Это был трудный путь. Наверно, самый трудный за всю его предыдущую жизнь. Тяжелее, чем барханные и скалистые дороги далекой южной страны, чем кровавый волок с оторванными ногами к «вертушке», чем первые шаги по госпитальному коридору и даже парадного марша тягостнее. И вовсе не потому, что протезы его железные скрипели да цеплялись то и дело за грубый церковный камень, не оттого, что камень этот саднил кожу даже под рубахой и жег нестерпимо каждую пору его тела. Распластанный и пригвожденный к земле, он, быть может, впервые смирялся. Впервые являл себя Господу таким, какой есть: без звезд, званий, подвигов земных – в одном исподнем. Поверженный, будто тот самый блудный сын, о котором гудел над ним отец настоятель. Грешный. Кающийся. Казалось, доползет к середине храма – в крови. А оказалось – в слезах.
– Бог мудрый, яко Отец чадолюбивый, зря твое смирение и истинное покаяние, чадо, яко блуднаго сына приемлет тя кающагося и к Нему от сердца припадающаго, – молвит игумен, легким мановением руки повелевая ему подняться.
Оттого ли, что продрог до самых костей, от трепета ли душевного, тайного перерождения всей его сути дрожал Сашка перед игуменом мелкой дрожью. А тот будто не замечает. Смотрит на него снизу вверх испытующим взглядом, спрашивает:
– Что пришел еси, брате, припадая ко святому жертвеннику, и ко святей дружине сей?

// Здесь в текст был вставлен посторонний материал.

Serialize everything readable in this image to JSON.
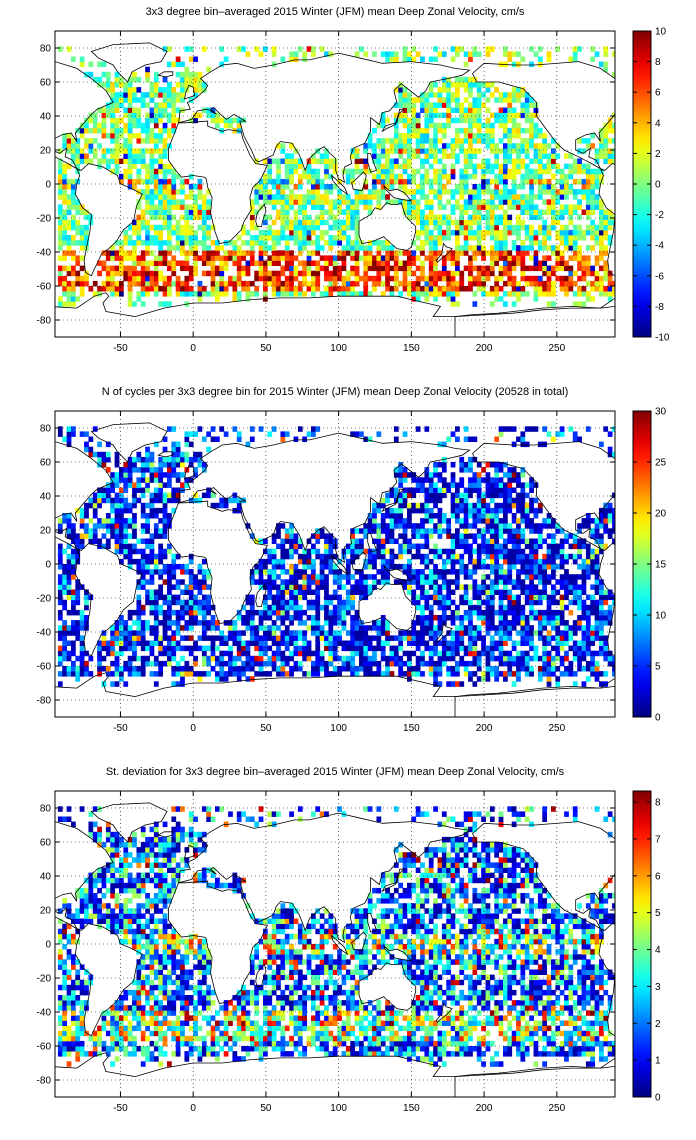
{
  "colormap": "jet",
  "land_color": "#ffffff",
  "grid": "dotted",
  "panels": [
    {
      "title": "3x3 degree bin–averaged 2015 Winter (JFM) mean Deep Zonal Velocity, cm/s",
      "chart_data": {
        "type": "heatmap",
        "xlim": [
          -95,
          290
        ],
        "ylim": [
          -90,
          90
        ],
        "xticks": [
          -50,
          0,
          50,
          100,
          150,
          200,
          250
        ],
        "yticks": [
          -80,
          -60,
          -40,
          -20,
          0,
          20,
          40,
          60,
          80
        ],
        "bin_size_deg": 3,
        "clim": [
          -10,
          10
        ],
        "colorbar_ticks": [
          -10,
          -8,
          -6,
          -4,
          -2,
          0,
          2,
          4,
          6,
          8,
          10
        ],
        "seed": 11
      }
    },
    {
      "title": "N of cycles per 3x3 degree bin for 2015 Winter (JFM) mean Deep Zonal Velocity (20528 in total)",
      "chart_data": {
        "type": "heatmap",
        "xlim": [
          -95,
          290
        ],
        "ylim": [
          -90,
          90
        ],
        "xticks": [
          -50,
          0,
          50,
          100,
          150,
          200,
          250
        ],
        "yticks": [
          -80,
          -60,
          -40,
          -20,
          0,
          20,
          40,
          60,
          80
        ],
        "bin_size_deg": 3,
        "clim": [
          0,
          30
        ],
        "colorbar_ticks": [
          0,
          5,
          10,
          15,
          20,
          25,
          30
        ],
        "total_cycles": 20528,
        "seed": 23
      }
    },
    {
      "title": "St. deviation for 3x3 degree bin–averaged 2015 Winter (JFM) mean Deep Zonal Velocity, cm/s",
      "chart_data": {
        "type": "heatmap",
        "xlim": [
          -95,
          290
        ],
        "ylim": [
          -90,
          90
        ],
        "xticks": [
          -50,
          0,
          50,
          100,
          150,
          200,
          250
        ],
        "yticks": [
          -80,
          -60,
          -40,
          -20,
          0,
          20,
          40,
          60,
          80
        ],
        "bin_size_deg": 3,
        "clim": [
          0,
          8.3
        ],
        "colorbar_ticks": [
          0,
          1,
          2,
          3,
          4,
          5,
          6,
          7,
          8
        ],
        "seed": 37
      }
    }
  ]
}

– Желая жития постническаго, честный отче, – отвечал, зная наперед все ответы, но и понимая вместе с тем, что отвечает теперь не игумену мохнатому и не он спрашивает его, а Тот, Кто выше и этого игумена, и этого храма, и всех правителей мира сего от начала веков.
– Желаеши ли сподобитися ангельскаго образа, и вчинену быти лику инокующих?
– Ей, Богу содействующу, честный отче.
– Вольным ли своим разумом и вольною ли своею волею приступавши ко Господу?
– Ей, Богу содействующу, честный отче.
– Не от некия ли нужды или насилия?
– Ни, честный отче.
– Пребудеши ли в монастыре и в постничестве, даже до последняго твоего издыхания?
– Ей, Богу содействующу, честный отче.
– Хранит и ли себе самаго в девстве и целомудрии и благоговении?
– Ей, Богу содействующу, честный отче.
– Хранит и ли даже до смерти послушание к настоятелю и ко всей о Христе братии?
– Ей, Богу содействующу, честный отче.
– Пребудеши ли до смерти в нестяжании и вольней Христа ради во общем житии сущей нищете, ничтоже себе самому стяжавая, или храня, разве яже на общую потребу, и се от послушания, а не от своего произволения?
– Ей, Богу содействующу, честный отче.
– Приемлеши вся иноческаго общежительнаго жития Уставы и правила святых отец составленная и от настоятеля тебе подаваемая?
– Ей, честный отче, приемлю и с любовию лобызаю я.
– Претерпиши ли всякую тесноту и скорбь иноческаго жития Царствия ради Небеснаго?